The review of NLP solutions presented some of the key projects and individuals involved in this area. Contact was made with Ed Gilbert of Arizona State University and Symbiota which was developed by a collaboration between the University of Wisconsin and Arizona State University as a platform for supporting communities of NH collection curators and enabling them to build shared online portals for their collections and associated data, resulting in a number of networks covering different themes such as lichens, mycology, American Myrtaceae and North American Plants. This tool allows research communities to build virtual collection portals to share their work on the Web. This solution is currently one of the best available for parsing OCR text and therefore it was decided that it would be appropriate to include this tool in a training workshop (see p.42 above under NA3 Task 3.3) with an aim to broaden the largely US-based Symbiota community into Europe. This would enable European institutes to work together to use OCR and parse their specimens. Symbiota can be used effectively in conjunction with ABBYY FineReader.

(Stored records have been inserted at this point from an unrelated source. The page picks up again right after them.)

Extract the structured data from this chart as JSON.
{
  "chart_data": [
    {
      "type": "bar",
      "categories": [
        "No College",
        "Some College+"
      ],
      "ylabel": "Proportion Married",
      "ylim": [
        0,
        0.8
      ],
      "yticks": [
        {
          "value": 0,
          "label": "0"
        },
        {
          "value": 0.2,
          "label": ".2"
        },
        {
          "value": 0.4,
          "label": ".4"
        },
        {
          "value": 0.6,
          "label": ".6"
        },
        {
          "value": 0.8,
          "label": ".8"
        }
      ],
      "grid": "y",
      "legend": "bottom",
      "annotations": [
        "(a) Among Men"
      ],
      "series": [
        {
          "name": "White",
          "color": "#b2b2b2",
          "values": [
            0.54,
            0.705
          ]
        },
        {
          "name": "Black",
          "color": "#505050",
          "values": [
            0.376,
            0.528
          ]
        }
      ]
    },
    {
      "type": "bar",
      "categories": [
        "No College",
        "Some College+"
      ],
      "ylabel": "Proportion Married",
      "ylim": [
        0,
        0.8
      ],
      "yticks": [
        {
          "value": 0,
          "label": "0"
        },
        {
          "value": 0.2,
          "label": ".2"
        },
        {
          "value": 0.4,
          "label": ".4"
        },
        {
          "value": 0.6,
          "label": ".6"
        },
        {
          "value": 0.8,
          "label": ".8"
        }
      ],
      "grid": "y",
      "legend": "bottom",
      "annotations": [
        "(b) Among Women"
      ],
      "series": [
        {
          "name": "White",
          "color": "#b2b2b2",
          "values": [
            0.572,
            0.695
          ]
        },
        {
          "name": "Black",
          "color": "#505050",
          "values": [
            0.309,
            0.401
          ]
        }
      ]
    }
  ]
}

The workshop included 16 participants, 3 instructors, 2 facilitators, 1 recording technician and 2 chairs. A post-workshop survey was carried out. The feedback was very positive overall and endorsed the need for this kind of training and the approach used.

A report on the workshop which was held at the SPNHC annual conference in Berlin in June 2016 has been submitted within SYNTHESYS3 NA3 (Deliverable 3.8).

Haston, E, Albenga, L, Chagnoux, S, Cubey, R, Drinkwater, R, Durrant, J, Gilbert, G, Glöckler, F, Green, L, Harris, D, Holetschek, J, Hudson, L, Kahle, P, King, S, Kirchhoff, A, Kroupa, A, Kvaček, J, Le Bras, G, Livermore, L, Mühlberger, G, Paul, D, Phillips, S, Smirnova, L & Vacek, F (2016). Automating capture of metadata for natural history specimens. Deliverable 4.2 for SYNTHESYS3.